Giiving the facts as narrated by the Kumasi Railway Police who are in charge of the investigation, the Times says the students exchanged their canvas boots for the gun.

According to the Times, it has been established by the police that on the day of the robbery, the students, Frederick Kwadwo Tsinu Oteng, 18, and Obeng ~Amoako, 17, (now decease), contacted Yahaya Fuseini, a gun manufacturer at Suame Magazine in Kumasi, for a gun. Fuseini is said to have told them that he had none immediately available and that he would have to manufacture one for them.

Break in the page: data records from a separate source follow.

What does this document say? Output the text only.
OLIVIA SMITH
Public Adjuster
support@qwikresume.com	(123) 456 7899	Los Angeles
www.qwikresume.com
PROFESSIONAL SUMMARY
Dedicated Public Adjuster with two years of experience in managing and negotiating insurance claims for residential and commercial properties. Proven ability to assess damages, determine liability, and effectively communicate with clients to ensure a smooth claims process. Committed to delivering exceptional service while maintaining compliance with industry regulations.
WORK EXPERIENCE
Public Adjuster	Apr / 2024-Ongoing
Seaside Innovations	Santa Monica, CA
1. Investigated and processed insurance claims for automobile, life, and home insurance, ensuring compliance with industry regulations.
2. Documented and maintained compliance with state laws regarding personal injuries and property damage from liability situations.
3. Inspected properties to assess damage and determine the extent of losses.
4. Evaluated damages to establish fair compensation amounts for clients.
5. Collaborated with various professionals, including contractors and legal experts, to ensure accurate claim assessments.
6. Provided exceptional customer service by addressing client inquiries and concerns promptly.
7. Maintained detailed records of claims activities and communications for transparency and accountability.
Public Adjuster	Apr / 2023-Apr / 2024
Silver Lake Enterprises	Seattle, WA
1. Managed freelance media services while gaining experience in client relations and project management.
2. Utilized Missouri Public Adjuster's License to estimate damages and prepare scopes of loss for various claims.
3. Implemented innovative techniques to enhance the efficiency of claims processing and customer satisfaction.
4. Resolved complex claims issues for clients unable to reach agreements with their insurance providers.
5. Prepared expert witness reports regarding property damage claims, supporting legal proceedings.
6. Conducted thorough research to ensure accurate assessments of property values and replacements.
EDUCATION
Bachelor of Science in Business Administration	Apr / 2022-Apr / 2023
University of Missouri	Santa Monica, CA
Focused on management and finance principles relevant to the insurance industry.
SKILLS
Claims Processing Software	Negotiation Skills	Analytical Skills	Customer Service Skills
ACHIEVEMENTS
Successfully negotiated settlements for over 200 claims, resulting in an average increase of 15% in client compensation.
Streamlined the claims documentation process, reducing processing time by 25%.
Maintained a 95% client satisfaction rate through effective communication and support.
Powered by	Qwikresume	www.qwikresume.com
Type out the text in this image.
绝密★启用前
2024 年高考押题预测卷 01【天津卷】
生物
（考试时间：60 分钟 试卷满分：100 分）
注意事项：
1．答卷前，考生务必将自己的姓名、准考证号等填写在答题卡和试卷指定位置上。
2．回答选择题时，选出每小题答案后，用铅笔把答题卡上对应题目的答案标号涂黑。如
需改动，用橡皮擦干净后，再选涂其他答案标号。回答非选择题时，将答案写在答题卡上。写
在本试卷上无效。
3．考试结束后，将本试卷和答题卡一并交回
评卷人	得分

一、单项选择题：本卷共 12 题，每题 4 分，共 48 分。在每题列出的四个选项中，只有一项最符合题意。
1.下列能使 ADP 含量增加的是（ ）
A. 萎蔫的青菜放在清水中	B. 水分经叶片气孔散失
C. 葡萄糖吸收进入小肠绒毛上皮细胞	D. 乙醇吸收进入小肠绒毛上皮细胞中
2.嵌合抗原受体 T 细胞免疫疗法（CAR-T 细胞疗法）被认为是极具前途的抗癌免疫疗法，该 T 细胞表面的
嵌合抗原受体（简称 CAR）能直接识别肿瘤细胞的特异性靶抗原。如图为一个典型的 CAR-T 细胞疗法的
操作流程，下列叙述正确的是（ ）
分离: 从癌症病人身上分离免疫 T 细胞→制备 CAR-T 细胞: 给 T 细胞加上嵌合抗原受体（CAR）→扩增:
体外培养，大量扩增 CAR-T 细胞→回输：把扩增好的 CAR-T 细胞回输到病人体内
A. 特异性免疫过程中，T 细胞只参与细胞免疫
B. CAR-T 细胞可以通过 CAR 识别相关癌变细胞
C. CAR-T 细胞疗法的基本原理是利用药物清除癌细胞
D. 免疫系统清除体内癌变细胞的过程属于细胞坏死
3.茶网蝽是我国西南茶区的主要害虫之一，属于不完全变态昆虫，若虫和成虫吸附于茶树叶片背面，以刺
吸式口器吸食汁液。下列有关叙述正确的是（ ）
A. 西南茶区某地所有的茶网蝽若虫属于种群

However, after some pressure from the students, Fuseini took them to his agent, Theophilus Afriyie, who said that there was one gun left. Afriyie then gave them the gun for 20,000 cedis, but the students who did not have enough money, offered their canvas boots instead which the gun-makers accepted.

The Times says the students then returned to the Madusek Forex Bureau in Kumasi under the pretext of changing some money, but Amoako pulled out the pistol and ordered the operator to surrender all the monies in his Possession.

When the operator hesitated, Amoako is said to have hit the head of the operator with the gun butt, rendering him unconscious and bleeding profusely.

Amoako and his colleague then tied his hands and collected various currencies totalling 20 million cedis. Just as they were making their exit, a customer met them and seeing the operator in a pool of blood raised the alarm. The alarm attracted a mob who chased the students, arrested Amoako and lynched him.